# limit of the integral in the anti-transform

if I have an autocorrelation on a limited domain

r($$\tau$$)=$$\lim_{T \to \infty}\frac{1}{T} \int_{0}^{T} u(t)u(t+\tau)dt$$

The power spectral density, obviously will have an infinitive domain:

S(f)=$$\frac{1}{2\pi} \int_{-\infty}^{\infty} exp(-i\tau 2 \pi f)r(\tau) d \tau$$

If I do the anti-transform of the PSD, which will be the limit of the integral?

from -$$\infty$$ to $$\infty$$ or from $$0$$ to $$T$$??

Thank

I think you are making this more complicated than it needs to be.

The Fourier and autocorrelation integrals are defined from $$-\infty$$ to $$+\infty$$. That's always correct and the saftest way to write them.

If you are integrating over a function with limited support on $$[0,T]$$ than you can adjust the integration interval to $$[0,T]$$ too. The areas outside the support interval is all zero so it makes no difference whether you include them in the integration or not. In this case both versions are identical and both versions are correct.

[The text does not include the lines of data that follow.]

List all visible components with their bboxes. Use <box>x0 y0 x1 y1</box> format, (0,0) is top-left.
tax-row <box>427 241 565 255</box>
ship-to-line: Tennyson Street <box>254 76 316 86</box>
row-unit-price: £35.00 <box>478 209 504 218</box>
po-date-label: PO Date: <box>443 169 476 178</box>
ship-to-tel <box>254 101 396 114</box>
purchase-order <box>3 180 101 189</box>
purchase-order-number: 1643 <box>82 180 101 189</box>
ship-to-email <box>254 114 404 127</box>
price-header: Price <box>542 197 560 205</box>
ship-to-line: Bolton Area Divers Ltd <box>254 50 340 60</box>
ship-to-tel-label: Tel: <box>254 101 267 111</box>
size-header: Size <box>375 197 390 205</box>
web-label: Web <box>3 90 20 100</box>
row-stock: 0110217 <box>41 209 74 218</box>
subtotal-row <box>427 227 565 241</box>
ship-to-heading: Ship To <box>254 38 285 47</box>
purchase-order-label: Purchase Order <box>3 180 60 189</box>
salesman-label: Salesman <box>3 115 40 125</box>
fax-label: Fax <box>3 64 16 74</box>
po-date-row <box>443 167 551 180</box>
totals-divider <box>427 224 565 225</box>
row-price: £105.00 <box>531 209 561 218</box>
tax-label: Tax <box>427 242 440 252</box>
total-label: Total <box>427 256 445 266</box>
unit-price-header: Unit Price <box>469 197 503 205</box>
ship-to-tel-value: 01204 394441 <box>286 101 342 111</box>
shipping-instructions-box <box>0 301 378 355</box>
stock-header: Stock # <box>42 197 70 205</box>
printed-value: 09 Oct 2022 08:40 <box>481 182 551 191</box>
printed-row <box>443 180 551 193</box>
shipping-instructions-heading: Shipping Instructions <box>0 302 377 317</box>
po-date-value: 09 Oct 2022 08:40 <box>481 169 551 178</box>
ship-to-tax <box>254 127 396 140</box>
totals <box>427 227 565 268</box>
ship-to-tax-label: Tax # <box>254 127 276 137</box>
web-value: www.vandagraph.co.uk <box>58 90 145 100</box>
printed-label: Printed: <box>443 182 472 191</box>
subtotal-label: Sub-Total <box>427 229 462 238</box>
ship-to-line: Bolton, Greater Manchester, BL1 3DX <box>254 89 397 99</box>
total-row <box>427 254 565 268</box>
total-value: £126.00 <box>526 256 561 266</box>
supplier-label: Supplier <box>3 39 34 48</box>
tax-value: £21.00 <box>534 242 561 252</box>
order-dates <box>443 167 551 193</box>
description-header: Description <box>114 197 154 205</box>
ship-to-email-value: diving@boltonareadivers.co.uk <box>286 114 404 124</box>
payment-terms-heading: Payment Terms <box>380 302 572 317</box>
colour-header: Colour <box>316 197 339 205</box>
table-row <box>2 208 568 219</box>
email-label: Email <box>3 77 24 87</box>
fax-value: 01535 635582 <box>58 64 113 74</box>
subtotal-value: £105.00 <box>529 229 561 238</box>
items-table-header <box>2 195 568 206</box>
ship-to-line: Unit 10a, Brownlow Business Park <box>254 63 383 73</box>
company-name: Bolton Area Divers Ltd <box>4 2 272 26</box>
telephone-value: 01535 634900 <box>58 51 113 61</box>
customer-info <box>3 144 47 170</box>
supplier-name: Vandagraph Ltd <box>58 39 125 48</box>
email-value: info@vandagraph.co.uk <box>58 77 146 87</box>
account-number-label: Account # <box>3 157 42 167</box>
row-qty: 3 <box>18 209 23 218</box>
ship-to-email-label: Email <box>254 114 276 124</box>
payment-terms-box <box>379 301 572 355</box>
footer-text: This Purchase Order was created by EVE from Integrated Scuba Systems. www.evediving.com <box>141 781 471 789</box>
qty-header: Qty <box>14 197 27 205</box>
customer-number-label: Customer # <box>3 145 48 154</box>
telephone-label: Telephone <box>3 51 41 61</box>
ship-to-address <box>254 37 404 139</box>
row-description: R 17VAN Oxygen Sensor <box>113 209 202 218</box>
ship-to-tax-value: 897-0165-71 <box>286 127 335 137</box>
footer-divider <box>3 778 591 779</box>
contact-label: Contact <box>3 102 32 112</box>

You can use whichever one is more practical for your specific problem or application.

In your specific example: if $$u(t)$$ has support on $$[0,T]$$ then it's autocorrelation $$r_{uu}(t)$$ also has support only on $$[0,T]$$. That means you can calculate the PSD by executing the Fourier integral over either $$[-\infty,+\infty]$$ or $$[0,T]$$. Both are correct and both will give you the same result.

$$S(f)$$ has infinite support so you need to use $$[-\infty,+\infty]$$ for the inverse Fourier integral.

$$S_{uu}(\omega)=\int_{-\infty}^{+\infty}r_{uu}(t) \cdot e^{-j \omega t} d \omega = \int_{0}^{T}r_{uu}(t) \cdot e^{-j \omega t} d \omega$$

$$r_{uu}(t)= \frac{1}{2 \pi} \int_{-\infty}^{+\infty} S_{uu}(\omega) \cdot e^{+j \omega t} d \omega$$